Сержант влез в окно. Стекло разлетелось вдребезги, и в оконном проеме возникла тень. Прежде чем Себастьян успел что-то сообразить, полицейский оказался посреди комнаты, за ним спрыгнули еще двое, стало шумно, кто-то кричал, кто-то, кажется, кого-то звал, в окне появился человек, державший на плече камеру, а потом Себастьяна толкнули, заломили за спину правую руку, бросили на пол, он сопротивлялся, как мог, но мог он так мало, и, когда услышал выстрелы, подумал, что стреляют ему в спину, сейчас он почувствует удар, провалится в вечность, он даже не сможет вернуться к себе, туда, в ту реальность, где ему шестьдесят, потому что из вечности не возвращаются, даже если уходит часть тебя, он хотел спасти Элен, а теперь вся надежда на Пам, и если она…

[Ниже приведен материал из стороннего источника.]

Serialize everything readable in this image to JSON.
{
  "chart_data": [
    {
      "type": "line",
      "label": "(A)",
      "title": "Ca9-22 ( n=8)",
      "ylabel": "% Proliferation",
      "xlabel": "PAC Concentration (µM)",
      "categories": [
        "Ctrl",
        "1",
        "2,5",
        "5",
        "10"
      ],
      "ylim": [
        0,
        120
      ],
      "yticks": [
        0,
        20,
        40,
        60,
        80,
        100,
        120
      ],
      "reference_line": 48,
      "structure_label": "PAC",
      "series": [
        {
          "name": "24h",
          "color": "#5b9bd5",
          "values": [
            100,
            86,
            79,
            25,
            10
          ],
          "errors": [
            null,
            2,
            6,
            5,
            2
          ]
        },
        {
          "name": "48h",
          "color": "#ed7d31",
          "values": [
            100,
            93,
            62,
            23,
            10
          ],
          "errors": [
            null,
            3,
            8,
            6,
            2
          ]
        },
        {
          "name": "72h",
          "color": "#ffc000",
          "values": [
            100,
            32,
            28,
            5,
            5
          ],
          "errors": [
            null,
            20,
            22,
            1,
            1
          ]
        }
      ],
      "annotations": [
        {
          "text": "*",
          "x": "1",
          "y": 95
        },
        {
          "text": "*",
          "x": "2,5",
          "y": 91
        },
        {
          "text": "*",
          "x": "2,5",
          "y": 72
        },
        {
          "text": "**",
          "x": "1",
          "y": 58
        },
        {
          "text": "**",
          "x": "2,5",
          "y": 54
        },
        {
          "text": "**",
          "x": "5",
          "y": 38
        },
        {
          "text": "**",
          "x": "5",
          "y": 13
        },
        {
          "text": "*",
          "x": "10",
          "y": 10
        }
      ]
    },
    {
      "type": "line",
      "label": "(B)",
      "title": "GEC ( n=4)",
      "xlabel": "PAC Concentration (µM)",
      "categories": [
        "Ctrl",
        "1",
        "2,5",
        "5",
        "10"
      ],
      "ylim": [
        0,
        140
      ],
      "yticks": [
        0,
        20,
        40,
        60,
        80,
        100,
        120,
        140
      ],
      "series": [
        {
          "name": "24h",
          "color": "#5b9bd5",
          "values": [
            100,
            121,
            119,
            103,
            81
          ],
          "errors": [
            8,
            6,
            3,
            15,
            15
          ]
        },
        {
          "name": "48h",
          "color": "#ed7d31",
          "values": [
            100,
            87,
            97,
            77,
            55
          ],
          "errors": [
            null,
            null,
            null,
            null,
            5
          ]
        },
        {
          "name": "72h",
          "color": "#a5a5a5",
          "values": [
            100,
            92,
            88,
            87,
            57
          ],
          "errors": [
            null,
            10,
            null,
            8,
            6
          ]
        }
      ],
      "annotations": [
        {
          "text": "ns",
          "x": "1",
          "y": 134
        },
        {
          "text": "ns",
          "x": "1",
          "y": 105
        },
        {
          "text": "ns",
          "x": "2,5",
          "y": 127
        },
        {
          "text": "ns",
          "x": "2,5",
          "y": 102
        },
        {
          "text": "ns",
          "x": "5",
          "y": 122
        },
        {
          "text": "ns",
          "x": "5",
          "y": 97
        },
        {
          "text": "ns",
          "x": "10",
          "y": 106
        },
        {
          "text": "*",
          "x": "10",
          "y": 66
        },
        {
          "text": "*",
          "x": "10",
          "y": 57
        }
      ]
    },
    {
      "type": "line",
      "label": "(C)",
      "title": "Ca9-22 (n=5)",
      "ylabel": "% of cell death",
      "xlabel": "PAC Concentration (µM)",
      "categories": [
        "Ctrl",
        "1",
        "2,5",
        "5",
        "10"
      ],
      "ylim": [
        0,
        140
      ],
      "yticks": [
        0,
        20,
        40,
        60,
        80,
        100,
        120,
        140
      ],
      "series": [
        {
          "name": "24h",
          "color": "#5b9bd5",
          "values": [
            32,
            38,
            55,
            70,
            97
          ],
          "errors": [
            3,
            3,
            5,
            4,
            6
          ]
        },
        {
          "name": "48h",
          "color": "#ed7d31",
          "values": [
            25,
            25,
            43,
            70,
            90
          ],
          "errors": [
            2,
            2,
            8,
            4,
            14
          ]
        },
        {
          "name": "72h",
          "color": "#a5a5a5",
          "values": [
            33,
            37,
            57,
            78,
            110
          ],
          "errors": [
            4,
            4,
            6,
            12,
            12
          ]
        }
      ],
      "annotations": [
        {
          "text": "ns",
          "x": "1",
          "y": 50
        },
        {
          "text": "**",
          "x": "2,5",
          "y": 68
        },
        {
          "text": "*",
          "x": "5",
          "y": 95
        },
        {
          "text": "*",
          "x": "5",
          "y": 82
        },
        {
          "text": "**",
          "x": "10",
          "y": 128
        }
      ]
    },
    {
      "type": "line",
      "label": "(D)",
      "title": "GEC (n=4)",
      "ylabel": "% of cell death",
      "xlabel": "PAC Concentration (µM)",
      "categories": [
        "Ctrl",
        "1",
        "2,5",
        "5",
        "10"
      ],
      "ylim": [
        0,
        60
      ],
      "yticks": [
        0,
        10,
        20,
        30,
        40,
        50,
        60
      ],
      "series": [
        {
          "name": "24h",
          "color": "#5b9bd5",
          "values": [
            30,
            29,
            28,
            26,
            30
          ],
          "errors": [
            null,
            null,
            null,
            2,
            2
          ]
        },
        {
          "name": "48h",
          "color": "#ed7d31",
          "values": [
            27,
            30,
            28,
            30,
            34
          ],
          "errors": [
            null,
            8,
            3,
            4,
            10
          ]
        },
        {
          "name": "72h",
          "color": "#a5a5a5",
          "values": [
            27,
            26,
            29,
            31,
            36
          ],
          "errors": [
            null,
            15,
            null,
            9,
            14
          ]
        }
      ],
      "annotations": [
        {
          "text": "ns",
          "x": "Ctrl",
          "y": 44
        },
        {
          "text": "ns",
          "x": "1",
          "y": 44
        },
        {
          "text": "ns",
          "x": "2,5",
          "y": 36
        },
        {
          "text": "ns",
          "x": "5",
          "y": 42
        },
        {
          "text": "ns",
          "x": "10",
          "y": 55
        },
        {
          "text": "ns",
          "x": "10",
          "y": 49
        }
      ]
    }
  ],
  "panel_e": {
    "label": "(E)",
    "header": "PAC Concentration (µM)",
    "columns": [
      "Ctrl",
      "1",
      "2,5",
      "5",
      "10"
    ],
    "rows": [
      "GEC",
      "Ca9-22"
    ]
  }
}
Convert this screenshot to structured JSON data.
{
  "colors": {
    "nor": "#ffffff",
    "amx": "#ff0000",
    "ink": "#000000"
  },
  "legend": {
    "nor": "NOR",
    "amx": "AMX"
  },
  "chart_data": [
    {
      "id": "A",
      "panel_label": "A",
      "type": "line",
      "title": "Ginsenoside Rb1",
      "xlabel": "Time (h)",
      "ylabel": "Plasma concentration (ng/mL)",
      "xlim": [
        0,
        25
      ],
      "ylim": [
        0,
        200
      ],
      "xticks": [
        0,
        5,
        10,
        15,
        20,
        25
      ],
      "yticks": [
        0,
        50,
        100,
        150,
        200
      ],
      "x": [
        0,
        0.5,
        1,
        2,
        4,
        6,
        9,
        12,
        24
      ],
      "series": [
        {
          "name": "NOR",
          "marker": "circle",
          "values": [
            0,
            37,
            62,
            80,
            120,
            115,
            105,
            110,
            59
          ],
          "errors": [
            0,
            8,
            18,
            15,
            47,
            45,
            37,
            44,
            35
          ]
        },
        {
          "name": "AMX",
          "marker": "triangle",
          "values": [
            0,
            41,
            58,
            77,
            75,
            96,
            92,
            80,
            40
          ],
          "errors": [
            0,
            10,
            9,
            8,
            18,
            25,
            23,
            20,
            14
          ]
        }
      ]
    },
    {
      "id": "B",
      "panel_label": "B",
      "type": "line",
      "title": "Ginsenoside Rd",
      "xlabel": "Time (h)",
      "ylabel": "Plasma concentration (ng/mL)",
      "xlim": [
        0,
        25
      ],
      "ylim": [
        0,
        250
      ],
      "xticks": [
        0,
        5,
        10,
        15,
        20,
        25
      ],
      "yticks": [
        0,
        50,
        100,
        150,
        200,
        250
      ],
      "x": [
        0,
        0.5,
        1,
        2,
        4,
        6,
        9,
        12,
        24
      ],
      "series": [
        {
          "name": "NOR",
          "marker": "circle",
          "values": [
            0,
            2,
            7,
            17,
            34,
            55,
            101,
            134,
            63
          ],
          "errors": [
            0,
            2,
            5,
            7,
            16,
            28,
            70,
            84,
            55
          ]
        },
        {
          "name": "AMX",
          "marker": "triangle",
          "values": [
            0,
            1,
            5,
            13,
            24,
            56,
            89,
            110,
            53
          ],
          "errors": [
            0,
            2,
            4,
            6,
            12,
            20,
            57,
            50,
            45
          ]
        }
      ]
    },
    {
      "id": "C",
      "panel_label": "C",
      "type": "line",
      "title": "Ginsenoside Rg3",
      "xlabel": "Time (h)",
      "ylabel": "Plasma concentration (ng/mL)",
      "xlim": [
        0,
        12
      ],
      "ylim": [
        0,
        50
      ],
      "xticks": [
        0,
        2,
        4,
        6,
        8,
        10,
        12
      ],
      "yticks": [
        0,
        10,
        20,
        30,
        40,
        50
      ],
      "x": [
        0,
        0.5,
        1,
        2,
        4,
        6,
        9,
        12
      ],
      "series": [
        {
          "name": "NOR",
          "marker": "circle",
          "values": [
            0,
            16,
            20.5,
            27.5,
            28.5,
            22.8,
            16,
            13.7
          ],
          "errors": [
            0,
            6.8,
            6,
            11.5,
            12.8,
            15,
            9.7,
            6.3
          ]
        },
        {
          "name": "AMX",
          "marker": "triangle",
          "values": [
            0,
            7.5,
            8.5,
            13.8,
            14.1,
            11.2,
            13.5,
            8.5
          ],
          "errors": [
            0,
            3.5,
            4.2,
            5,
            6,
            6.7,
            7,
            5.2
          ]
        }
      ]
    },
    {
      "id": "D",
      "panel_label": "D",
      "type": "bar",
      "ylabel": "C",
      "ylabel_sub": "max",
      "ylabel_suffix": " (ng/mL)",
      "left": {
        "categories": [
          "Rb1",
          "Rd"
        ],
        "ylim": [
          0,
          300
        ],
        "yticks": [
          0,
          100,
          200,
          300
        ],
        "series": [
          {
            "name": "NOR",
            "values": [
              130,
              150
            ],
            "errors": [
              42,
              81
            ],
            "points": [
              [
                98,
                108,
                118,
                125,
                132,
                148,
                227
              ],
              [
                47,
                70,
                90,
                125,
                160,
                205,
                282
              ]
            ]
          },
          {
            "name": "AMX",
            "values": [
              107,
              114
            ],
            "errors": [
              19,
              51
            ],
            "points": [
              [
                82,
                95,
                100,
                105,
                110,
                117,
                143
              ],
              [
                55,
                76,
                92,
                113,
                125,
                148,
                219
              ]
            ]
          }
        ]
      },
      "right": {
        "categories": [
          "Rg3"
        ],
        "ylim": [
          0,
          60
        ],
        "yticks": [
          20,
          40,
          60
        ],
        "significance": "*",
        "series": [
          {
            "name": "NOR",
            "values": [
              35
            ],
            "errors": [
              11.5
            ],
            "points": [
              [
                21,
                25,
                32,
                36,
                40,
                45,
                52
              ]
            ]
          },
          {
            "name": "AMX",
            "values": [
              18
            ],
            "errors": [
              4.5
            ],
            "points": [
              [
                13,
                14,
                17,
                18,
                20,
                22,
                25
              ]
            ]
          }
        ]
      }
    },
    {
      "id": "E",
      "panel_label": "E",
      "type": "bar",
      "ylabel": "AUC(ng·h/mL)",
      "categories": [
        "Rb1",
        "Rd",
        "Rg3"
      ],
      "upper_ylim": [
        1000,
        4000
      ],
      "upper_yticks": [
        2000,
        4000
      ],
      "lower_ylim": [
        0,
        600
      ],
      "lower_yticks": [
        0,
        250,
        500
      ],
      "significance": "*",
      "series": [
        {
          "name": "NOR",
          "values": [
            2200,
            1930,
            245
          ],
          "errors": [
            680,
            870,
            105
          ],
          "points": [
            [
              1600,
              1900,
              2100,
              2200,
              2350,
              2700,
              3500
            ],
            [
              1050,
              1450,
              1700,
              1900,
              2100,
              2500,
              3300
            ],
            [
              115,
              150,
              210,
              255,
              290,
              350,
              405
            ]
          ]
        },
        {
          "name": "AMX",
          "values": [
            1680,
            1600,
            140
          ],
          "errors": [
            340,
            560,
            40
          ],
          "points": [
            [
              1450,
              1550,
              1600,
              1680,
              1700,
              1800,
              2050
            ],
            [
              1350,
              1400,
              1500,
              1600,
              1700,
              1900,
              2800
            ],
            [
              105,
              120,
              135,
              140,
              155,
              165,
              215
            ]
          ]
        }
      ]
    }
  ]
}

Себастьян упал лицом вперед, ударился носом, и, должно быть, пошла кровь, стало сладко во рту, но руки были свободны, он приподнялся, а потом, шатаясь, встал на ноги.

В дверях стоял Холидей, пистолет он держал в опущенной правой руке, Себастьян видел полицейского со спины, а то, что происходило в спальне, не видел вообще. Два репортера пытались оттеснить сержанта и посмотреть, а оператор с камерой оттолкнул Себастьяна, но прежде, должно быть, показал его телезрителям крупным планом, объектив глянул ему в лицо черным глазом, и кто-то сказал громко: «Это Флетчер, посмотрите, бедняга поседел за считанные минуты, действительно, ему столько пришлось пережить…» И еще: «Господи, что же это такое?!»

Себастьян отодвинул полицейского и боком протиснулся, наконец, в спальню, где…

— Элен, — прошептал он, — девочка моя…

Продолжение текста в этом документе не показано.